Alimentary Pharmacology & Therapeutics 25(9):p 1003-1017, May 1, 2007.

SUMMARY

Background

A number of mechanisms, other than acid reflux, may be responsible for the symptoms of gastro-oesophageal reflux disease.

Aim

To assess the importance of non-acid reflux mechanisms.

Methods

This review is based on presentations and discussion at a workshop, where specialists in the field analysed data relating to these mechanisms.

Results

Weakly acidic reflux, pH (4–7), detected with impedance–pHmetry is associated with regurgitation and atypical gastro-oesophageal reflux disease symptoms.

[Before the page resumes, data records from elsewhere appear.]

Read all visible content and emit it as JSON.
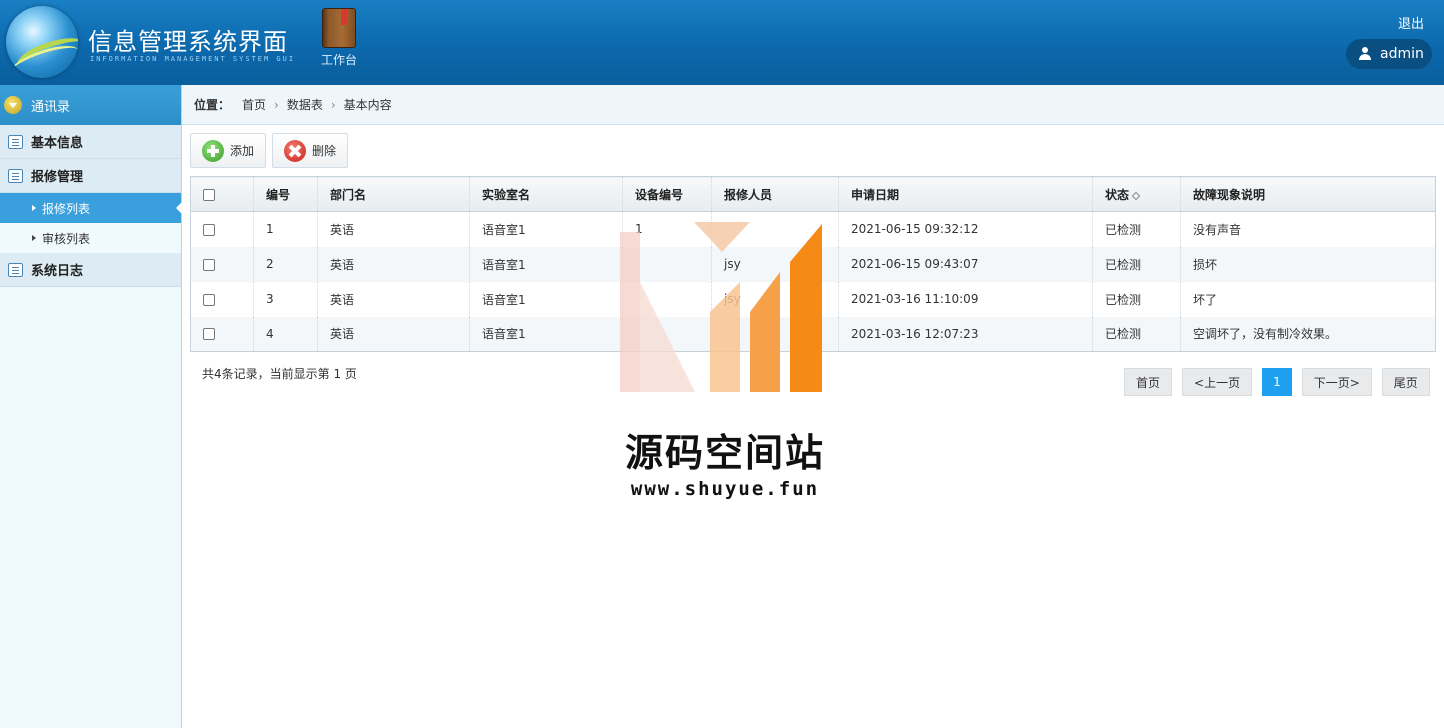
{
  "header": {
    "app_title": "信息管理系统界面",
    "app_subtitle": "INFORMATION MANAGEMENT SYSTEM GUI",
    "workbench_label": "工作台",
    "logout_label": "退出",
    "username": "admin"
  },
  "sidebar": {
    "title": "通讯录",
    "groups": [
      {
        "label": "基本信息"
      },
      {
        "label": "报修管理"
      }
    ],
    "subs": [
      {
        "label": "报修列表"
      },
      {
        "label": "审核列表"
      }
    ],
    "log_group": {
      "label": "系统日志"
    }
  },
  "breadcrumb": {
    "prefix": "位置：",
    "items": [
      "首页",
      "数据表",
      "基本内容"
    ]
  },
  "toolbar": {
    "add_label": "添加",
    "delete_label": "删除"
  },
  "table": {
    "columns": [
      "编号",
      "部门名",
      "实验室名",
      "设备编号",
      "报修人员",
      "申请日期",
      "状态",
      "故障现象说明"
    ],
    "rows": [
      [
        "1",
        "英语",
        "语音室1",
        "1",
        "",
        "2021-06-15 09:32:12",
        "已检测",
        "没有声音"
      ],
      [
        "2",
        "英语",
        "语音室1",
        "",
        "jsy",
        "2021-06-15 09:43:07",
        "已检测",
        "损坏"
      ],
      [
        "3",
        "英语",
        "语音室1",
        "",
        "jsy",
        "2021-03-16 11:10:09",
        "已检测",
        "坏了"
      ],
      [
        "4",
        "英语",
        "语音室1",
        "",
        "",
        "2021-03-16 12:07:23",
        "已检测",
        "空调坏了，没有制冷效果。"
      ]
    ]
  },
  "summary": "共4条记录，当前显示第 1 页",
  "pager": {
    "first": "首页",
    "prev": "<上一页",
    "current": "1",
    "next": "下一页>",
    "last": "尾页"
  },
  "watermark": {
    "text": "源码空间站",
    "url": "www.shuyue.fun"
  },
  "colors": {
    "header_blue": "#0c69ad",
    "sidebar_active": "#3aa0dd",
    "pager_current": "#1e9fef"
  }
}
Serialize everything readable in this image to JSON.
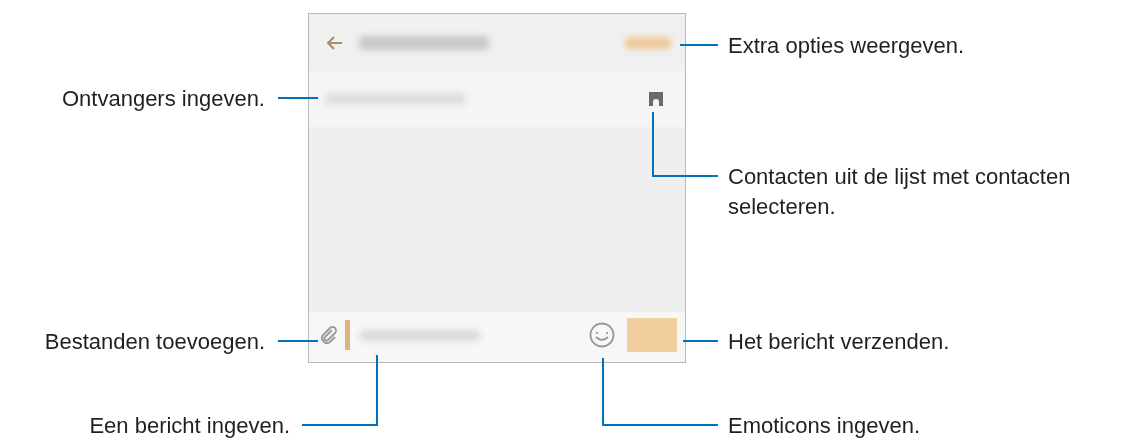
{
  "left_callouts": [
    {
      "text": "Ontvangers ingeven."
    },
    {
      "text": "Bestanden toevoegen."
    },
    {
      "text": "Een bericht ingeven."
    }
  ],
  "right_callouts": [
    {
      "text": "Extra opties weergeven."
    },
    {
      "text": "Contacten uit de lijst met contacten selecteren."
    },
    {
      "text": "Het bericht verzenden."
    },
    {
      "text": "Emoticons ingeven."
    }
  ]
}
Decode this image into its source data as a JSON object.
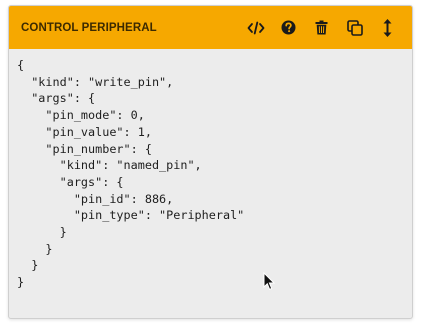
{
  "header": {
    "title": "CONTROL PERIPHERAL",
    "background": "#f6a800",
    "icons": [
      "code-icon",
      "help-icon",
      "trash-icon",
      "duplicate-icon",
      "drag-handle-icon"
    ]
  },
  "code": {
    "text": "{\n  \"kind\": \"write_pin\",\n  \"args\": {\n    \"pin_mode\": 0,\n    \"pin_value\": 1,\n    \"pin_number\": {\n      \"kind\": \"named_pin\",\n      \"args\": {\n        \"pin_id\": 886,\n        \"pin_type\": \"Peripheral\"\n      }\n    }\n  }\n}"
  }
}
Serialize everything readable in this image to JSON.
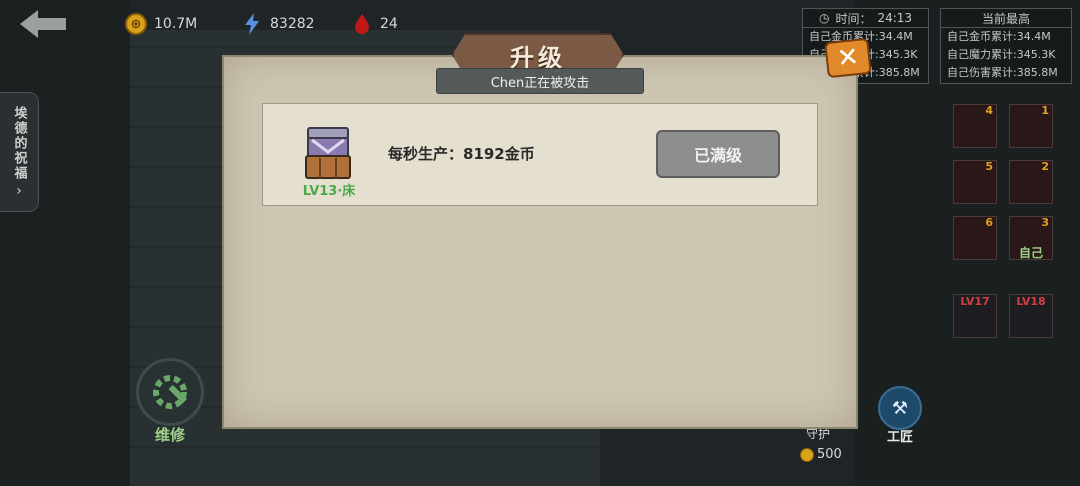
{
  "topbar": {
    "gold": "10.7M",
    "energy": "83282",
    "blood": "24"
  },
  "left": {
    "blessing_tab": "埃德的祝福",
    "repair_label": "维修"
  },
  "stats": {
    "time_label": "时间：",
    "time_value": "24:13",
    "self_lines": [
      "自己金币累计:34.4M",
      "自己魔力累计:345.3K",
      "自己伤害累计:385.8M"
    ],
    "record_title": "当前最高",
    "record_lines": [
      "自己金币累计:34.4M",
      "自己魔力累计:345.3K",
      "自己伤害累计:385.8M"
    ]
  },
  "players": [
    {
      "num": "4"
    },
    {
      "num": "1"
    },
    {
      "num": "5"
    },
    {
      "num": "2"
    },
    {
      "num": "6"
    },
    {
      "num": "3",
      "who": "自己"
    }
  ],
  "levels": [
    "LV17",
    "LV18"
  ],
  "bottom_right": {
    "guard_label": "守护",
    "craft_label": "工匠",
    "cost": "500"
  },
  "modal": {
    "title": "升级",
    "subtitle": "Chen正在被攻击",
    "close_icon": "close-x-icon",
    "item_level": "LV13·床",
    "production": "每秒生产：8192金币",
    "maxed_button": "已满级"
  },
  "colors": {
    "accent_orange": "#e08a2c",
    "banner_brown": "#7a5a44",
    "level_green": "#4ca84c",
    "gold": "#d9a21b"
  }
}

It is not clear whether pepsin and trypsin can elicit symptoms, but bile can elicit heartburn. The magnitude of reflux-induced oesophageal distension can be determined by high frequency ultrasonography and is not reduced by proton pump inhibition, suggesting that persisting symptoms ‘on’ a proton pump inhibitor may still be due to oesophageal distension by non-acidic reflux. Exaggerated longitudinal muscle contraction can induce non-acid-related heartburn. Preliminary studies showed a positive effect of baclofen, surgery or endoscopic procedures to reduce weakly acidic reflux.

Conclusion

Mechanisms other than acid reflux are involved in some of the symptoms of gastro-oesophageal reflux disease. Controlled outcome studies are needed to clarify their roles and the indications for antireflux procedures in patients with persistent symptoms whilst ‘on’ a proton pump inhibitor.